If your clients have incorporated businesses, talk to them about a recent Federal Court of Appeal decision that reminds business owners how important it is to file their corporate returns on time.
Background
“Keep it in the corporation.” That’s what we often suggest clients owning small businesses do with money they don’t need for current lifestyle spending. The preferential tax treatment of active business income results in a substantial tax deferral. Only when those funds are later withdrawn will they be subject to personal tax rates.
When investment income and capital gains are earned inside a Canadian-controlled private corporation, the CCPC must pay federal refundable tax of 26 2/3% and include that balance in the corporation’s notional Refundable Dividend Tax on Hand (RDTOH) account (for more on this, see advisor.ca/RDTOH). When taxable dividends are paid out to shareholders, a dividend refund equal to 33.33% of the dividends paid (up to the balance in the RDTOH account) is refunded to the corporation.
The purpose of this rule is to ensure corporations initially pay about 50% total federal and provincial tax on investment income. This eliminates the incentive to earn investment income in a corporation rather than personally, where the top marginal rate is also about 50%, depending on the client’s province of residence.
Once sufficient dividends are paid out, the dividend refund mechanism, combined with the gross-up and dividend tax credit system, ensure the total tax paid on investment income earned through a corporation and paid out as a dividend is roughly equal to the tax payable had the individual earned that investment income personally.
For a corporation to get its dividend refund for a particular tax year, it must file that year’s tax return within three years. If it misses that three-year deadline, there seems to be no solution, as an Ontario company recently found out.
Consequences of missing the deadline
The case, 1057513 Ontario Inc. v The Queen (2015 FCA 207), involved a corporation, 1057513 Ontario Inc., that found itself in the Federal Court of Appeal this past fall appealing a decision of the Tax Court of Canada.

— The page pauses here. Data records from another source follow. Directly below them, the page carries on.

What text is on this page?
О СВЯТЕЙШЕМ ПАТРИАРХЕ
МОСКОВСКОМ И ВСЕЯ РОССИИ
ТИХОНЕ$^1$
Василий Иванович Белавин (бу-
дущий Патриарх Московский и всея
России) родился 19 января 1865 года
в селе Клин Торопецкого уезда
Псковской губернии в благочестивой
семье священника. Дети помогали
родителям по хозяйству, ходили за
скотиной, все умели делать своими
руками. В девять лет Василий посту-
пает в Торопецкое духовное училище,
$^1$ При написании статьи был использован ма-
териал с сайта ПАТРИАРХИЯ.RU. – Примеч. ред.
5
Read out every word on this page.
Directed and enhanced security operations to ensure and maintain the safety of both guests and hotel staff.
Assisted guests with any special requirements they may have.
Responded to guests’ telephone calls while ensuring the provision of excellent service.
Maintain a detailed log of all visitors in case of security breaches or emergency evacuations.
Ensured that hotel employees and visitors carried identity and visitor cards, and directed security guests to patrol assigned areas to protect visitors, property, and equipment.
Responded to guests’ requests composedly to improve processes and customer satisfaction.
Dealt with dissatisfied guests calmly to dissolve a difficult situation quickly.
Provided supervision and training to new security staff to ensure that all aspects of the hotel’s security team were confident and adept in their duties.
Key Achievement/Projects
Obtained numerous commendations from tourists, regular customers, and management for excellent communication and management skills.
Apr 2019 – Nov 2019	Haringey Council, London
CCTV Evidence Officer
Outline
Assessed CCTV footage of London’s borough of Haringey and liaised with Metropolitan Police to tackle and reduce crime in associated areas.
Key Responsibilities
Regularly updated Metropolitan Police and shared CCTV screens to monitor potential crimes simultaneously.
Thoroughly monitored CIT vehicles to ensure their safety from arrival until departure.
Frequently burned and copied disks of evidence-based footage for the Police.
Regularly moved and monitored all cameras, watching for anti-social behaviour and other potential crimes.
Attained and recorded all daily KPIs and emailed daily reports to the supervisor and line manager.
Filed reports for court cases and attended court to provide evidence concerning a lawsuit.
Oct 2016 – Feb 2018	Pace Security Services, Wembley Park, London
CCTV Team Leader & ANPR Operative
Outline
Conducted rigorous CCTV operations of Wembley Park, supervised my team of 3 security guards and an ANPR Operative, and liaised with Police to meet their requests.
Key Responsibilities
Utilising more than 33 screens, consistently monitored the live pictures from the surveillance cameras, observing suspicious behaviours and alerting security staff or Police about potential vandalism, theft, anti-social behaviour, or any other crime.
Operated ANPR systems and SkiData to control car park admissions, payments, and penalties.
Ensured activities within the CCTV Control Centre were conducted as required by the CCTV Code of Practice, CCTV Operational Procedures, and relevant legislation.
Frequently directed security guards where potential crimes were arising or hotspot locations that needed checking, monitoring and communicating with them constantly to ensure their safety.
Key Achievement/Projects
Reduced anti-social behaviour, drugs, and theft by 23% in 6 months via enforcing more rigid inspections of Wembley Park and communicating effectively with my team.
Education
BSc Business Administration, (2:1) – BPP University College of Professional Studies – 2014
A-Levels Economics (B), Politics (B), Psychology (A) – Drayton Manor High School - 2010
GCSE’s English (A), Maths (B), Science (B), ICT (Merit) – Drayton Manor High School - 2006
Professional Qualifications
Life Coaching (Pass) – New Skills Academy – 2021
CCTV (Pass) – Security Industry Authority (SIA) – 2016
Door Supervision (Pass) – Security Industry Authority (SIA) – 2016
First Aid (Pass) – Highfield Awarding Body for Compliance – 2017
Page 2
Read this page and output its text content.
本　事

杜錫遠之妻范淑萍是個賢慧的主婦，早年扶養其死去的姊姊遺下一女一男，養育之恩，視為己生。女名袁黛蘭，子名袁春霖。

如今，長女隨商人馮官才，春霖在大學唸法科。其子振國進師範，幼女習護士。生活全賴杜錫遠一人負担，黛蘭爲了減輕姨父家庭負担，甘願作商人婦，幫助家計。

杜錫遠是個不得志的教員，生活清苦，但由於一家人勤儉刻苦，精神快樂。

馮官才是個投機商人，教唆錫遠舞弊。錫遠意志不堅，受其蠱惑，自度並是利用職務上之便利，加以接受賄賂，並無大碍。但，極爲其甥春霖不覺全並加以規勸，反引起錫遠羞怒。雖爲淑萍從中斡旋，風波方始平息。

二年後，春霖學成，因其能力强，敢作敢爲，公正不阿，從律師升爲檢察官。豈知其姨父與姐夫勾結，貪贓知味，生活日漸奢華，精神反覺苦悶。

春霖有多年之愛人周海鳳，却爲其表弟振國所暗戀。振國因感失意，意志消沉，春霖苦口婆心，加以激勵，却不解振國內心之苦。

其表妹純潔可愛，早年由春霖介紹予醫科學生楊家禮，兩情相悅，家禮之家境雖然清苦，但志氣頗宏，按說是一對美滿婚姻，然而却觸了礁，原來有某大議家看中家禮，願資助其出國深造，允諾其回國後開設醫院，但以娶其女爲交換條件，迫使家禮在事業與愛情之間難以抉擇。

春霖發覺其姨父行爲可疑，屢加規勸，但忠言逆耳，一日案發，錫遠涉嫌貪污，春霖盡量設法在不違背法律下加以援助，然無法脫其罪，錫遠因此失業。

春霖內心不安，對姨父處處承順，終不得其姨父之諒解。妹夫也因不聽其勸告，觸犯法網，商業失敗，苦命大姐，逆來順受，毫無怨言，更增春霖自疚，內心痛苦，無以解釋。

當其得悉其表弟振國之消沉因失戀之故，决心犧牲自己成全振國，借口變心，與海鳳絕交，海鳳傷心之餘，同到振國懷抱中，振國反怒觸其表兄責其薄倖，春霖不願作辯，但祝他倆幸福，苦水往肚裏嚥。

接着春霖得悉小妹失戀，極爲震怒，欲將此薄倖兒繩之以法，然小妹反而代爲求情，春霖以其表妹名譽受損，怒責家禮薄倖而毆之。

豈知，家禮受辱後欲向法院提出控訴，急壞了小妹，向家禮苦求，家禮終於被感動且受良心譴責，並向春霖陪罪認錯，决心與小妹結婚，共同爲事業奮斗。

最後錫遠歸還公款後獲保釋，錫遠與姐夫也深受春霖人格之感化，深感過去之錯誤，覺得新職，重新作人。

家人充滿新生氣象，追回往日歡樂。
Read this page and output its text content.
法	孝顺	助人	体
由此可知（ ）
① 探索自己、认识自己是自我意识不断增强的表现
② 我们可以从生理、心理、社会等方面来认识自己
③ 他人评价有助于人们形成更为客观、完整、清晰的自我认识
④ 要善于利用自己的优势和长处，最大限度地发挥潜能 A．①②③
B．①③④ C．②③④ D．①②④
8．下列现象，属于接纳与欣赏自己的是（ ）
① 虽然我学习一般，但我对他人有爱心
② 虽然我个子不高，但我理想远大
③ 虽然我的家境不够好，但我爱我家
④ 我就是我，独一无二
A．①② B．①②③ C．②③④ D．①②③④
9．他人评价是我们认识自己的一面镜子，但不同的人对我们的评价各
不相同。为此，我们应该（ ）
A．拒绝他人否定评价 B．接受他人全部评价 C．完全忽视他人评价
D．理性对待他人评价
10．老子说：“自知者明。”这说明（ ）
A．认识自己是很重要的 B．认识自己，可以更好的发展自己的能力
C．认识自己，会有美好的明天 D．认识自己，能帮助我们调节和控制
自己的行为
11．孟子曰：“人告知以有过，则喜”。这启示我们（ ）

The Tax Court had dismissed the taxpayer’s appeal of reassessments for tax years 1997 through 2004.
During those years, the taxpayer paid refundable tax. The company also paid sufficient dividends that, if its corporate tax returns had been filed within the three-year period set out under the Income Tax Act, would have resulted in a dividend refund for each year. But, since the corporation did not file its tax returns for the years in question until 2008, it was ineligible to receive the dividend refunds.
The issue before the appellate court was whether the Tax Court had committed any error in
concluding that there is a requirement to file tax returns within three years from the end of the taxation year in which the dividend is paid in order to receive the dividend refund.
The Federal Court of Appeal could see no reason to overturn the Tax Court’s finding and dismissed the taxpayer’s appeal, denying the dividend refunds.
This harsh result echoes a statement made by CRA in 2011 concerning the rule. CRA had stated, “We cannot envision a situation in which an action […] would enable a taxpayer to obtain a dividend refund beyond the period described.”
If you have corporate clients who earn investment income, this case serves as a reminder that missing tax deadlines can have severe consequences.